A series $a_n$ in some Hilbert space $H$ weakly converges to zero (meaning $f(a_n) \to 0$ $\forall f \in H^{'}$, the dual space of $H$). It is also given that for another sequence $b_n$, norm of each element is bounded like $\|b_n\| \leq C \|a_n\|$ for some $C>0$. Now can we conclude that $b_n$ converges weakly to zero as well ?

Answer 1

No, take any sequence $\left\{a_n\right\}$ such that $a_n\to 0$ weakly and $\|a_n\|=1$ for all $n$. Then consider the sequence $\left\{b_n\right\}$ with $b_n=b$ for all $n$, where $b\neq 0$. Then $$\|b_n\|=\|b\|=\|b\|\|a_n\| $$ for all $n$, but clearly $\left\{b_n\right\}$ does not converge weakly to zero.

Answer 2

No. Suppose $(a_k)_k$ is an orthonormal system, then for any $x\in H$ we have $\sum_k \vert \langle x , a_k \rangle \vert^2 \le \Vert x \Vert^2 $ (Bessel's inequality), hence $\lim_{k\rightarrow \infty}\langle x , a_k \rangle =0$. By the Riesz representation theorem every functional is of the form $f = \langle x, \cdot \rangle$, hence $(a_k)_k$ automatically weakly converges to $0$.

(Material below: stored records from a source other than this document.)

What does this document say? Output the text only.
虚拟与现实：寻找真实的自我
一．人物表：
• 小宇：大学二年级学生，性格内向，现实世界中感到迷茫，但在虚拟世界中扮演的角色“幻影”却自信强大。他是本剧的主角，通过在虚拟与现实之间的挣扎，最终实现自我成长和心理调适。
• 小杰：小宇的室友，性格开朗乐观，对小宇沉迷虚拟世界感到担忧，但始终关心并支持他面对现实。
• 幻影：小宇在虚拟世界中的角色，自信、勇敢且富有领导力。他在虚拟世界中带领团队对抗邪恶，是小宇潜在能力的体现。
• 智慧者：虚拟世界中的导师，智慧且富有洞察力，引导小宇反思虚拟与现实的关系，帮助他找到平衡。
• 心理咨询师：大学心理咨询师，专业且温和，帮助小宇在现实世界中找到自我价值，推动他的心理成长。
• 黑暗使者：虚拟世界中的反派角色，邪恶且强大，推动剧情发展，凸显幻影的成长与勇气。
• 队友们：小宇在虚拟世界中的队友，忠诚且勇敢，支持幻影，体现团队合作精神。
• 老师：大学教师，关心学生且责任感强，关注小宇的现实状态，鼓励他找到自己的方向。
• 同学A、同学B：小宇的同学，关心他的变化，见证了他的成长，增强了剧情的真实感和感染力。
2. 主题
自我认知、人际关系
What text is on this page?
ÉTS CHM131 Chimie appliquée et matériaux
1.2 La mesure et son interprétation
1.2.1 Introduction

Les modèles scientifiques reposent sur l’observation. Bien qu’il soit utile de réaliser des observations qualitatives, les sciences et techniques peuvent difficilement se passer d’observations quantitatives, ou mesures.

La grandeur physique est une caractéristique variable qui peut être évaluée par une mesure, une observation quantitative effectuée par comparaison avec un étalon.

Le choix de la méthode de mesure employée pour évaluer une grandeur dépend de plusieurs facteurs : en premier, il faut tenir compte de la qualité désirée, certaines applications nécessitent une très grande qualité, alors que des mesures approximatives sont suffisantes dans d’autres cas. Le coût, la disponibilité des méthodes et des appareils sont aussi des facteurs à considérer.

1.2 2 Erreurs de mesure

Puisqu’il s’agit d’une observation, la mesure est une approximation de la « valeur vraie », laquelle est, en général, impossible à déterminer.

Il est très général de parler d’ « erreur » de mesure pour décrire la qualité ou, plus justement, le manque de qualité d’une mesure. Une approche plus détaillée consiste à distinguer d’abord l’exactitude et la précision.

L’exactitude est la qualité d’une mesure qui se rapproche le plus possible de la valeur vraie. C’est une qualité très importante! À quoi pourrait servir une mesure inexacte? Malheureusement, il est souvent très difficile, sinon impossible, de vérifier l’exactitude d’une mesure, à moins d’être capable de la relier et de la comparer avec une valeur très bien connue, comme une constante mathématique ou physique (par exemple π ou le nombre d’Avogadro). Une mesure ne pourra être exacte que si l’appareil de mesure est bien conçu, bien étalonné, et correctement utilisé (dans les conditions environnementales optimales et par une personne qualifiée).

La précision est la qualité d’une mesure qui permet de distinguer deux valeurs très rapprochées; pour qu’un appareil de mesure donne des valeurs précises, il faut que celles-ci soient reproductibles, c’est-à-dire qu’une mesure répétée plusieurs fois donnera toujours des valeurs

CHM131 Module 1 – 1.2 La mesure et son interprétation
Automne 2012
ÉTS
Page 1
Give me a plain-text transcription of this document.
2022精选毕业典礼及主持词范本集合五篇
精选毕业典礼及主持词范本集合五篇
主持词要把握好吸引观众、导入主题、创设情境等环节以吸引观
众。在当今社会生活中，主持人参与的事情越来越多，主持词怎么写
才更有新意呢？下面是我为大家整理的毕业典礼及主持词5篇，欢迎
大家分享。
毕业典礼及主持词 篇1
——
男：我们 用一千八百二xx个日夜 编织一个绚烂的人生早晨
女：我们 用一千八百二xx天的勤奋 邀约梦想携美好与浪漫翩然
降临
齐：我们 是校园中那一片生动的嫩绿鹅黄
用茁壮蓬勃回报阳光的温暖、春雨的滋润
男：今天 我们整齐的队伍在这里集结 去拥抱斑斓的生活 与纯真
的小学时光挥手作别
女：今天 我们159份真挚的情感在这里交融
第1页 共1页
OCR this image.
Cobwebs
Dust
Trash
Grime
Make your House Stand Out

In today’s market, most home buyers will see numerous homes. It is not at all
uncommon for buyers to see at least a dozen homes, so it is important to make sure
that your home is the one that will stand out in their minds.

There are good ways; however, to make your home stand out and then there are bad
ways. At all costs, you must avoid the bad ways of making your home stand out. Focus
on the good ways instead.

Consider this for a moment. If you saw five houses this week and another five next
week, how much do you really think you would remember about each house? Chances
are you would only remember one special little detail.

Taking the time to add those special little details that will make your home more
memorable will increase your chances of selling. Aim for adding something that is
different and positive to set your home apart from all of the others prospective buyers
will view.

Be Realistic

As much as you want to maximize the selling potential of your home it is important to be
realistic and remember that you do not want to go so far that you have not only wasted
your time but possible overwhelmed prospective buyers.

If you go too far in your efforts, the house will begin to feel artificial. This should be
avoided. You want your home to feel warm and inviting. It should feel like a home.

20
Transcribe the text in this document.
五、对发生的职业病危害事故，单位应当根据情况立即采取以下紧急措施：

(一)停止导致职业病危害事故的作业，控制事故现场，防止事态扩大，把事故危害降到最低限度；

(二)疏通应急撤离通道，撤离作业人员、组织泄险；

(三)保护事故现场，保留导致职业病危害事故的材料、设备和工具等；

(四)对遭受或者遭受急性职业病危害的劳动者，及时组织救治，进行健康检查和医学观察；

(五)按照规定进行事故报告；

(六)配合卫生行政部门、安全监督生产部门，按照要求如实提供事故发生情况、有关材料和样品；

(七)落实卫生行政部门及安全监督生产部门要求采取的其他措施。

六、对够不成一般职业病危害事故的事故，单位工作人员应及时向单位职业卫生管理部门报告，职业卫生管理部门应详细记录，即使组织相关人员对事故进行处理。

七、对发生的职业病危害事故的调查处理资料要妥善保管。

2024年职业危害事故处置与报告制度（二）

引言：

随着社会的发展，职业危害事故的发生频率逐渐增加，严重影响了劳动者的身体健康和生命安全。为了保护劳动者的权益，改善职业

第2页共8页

On the other hand, the inequality $\Vert b_n \Vert\le 1$ does not imply that $(b_k)_k$ converges.

Answer 3

Consider the $\mathbb R$ as a Hilbert space. Does convergence of $\{b_n\}$ together with $|a_n| \leq C|b_n|$ imply convegence of $\{a_n\}$? Hint: $a_n=(-1)^{n}$.